Bill Whittington, winner of the 1979 24 Hours of Le Mans, has died after a reported plane crash at the age of 71.
According to multiple reports, Whittington was killed when a private aircraft he was piloting crashed in the Arizona desert.
The Texas-born driver won the French endurance classic in a Kremer-built Porsche 935 K3 alongside brother Don and Klaus Ludwig, while also achieving success in IMSA, taking 14 race wins and the GTP title between 1978 and 1985.
He remains the only driver to win Le Mans alongside a sibling and holds similar distinction in the Indianapolis 500, where he, Don and brother Dale become the only three brothers to qualify for the same race, one of five starts in the race he would make.
In 1986 Whittington pleaded guilty to income tax evasion and conspiracy to smuggle marijuana into the United States from Colombia.
He was sentenced to 15 years in federal prison and ordered to surrender $7 million in property and other assets, with brother Don pleading guilty to money laundering in association with Bill’s operation a year later.
Both brothers served prison sentences, with Bill serving five years behind bars while Don was incarcerated for for 18 months.

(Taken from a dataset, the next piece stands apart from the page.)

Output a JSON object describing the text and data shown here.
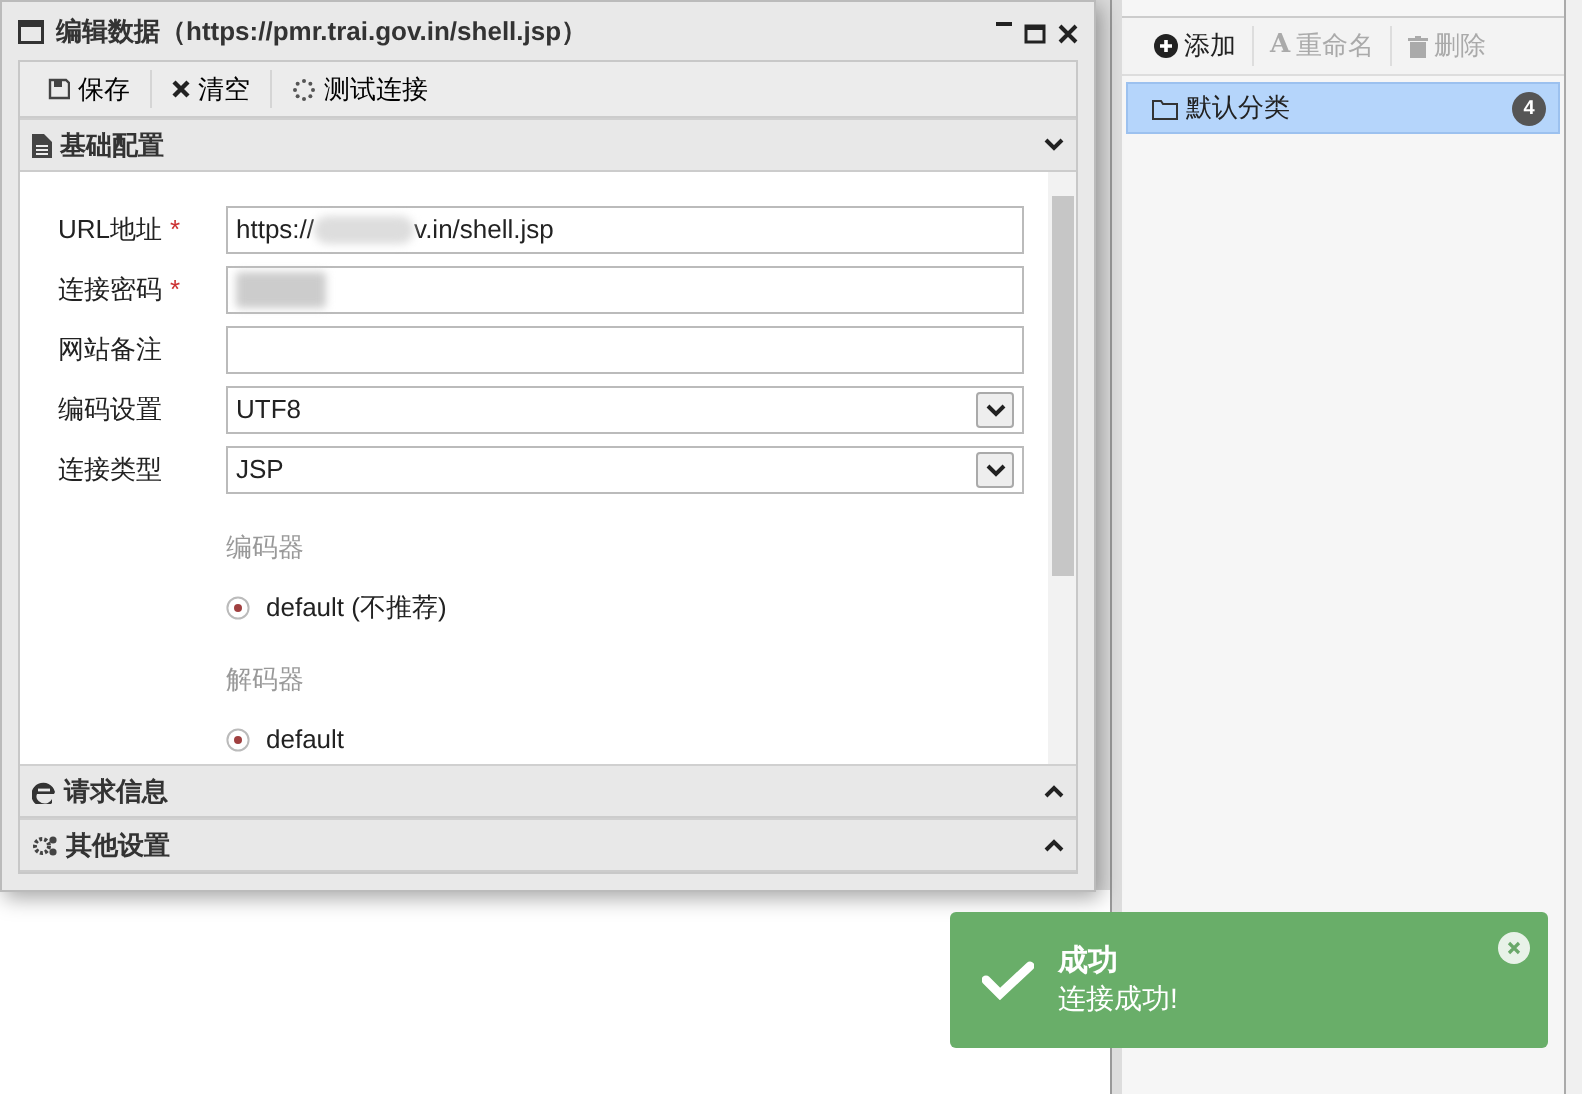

“I just spent three days will Bill here in Florida last week, then he went to the Bahamas, then went back to Arizona,” Whittington’s former co-team owner and co-driver Randy Lanier told RACER. “He took a friend out in a Merlin (plane) there. It was a friend with terminal cancer who lost his pilot’s license, so he took him up flying.”
“We were close. He was my brother,” he continued. “He sent me a message yesterday morning, it was scripture: ‘Put on the full armor of God, so that you can make your stand against the devil’s schemes.’ And he said he was going to get ready to take his buddy up. His final act was taking up someone with terminal cancer.”
Lanier said he recently reconnected with his former IMSA team-mate when he himself was released from prison following similar drug-related convictions in 2014.
“I got out about six years ago, and was pretty high-profile and couldn’t see him for a lot of reasons,” he said. “And then, just last week, all that changed and it had been 34 years of racing since we’d seen each other. It was like God brought us back together before he transcended.”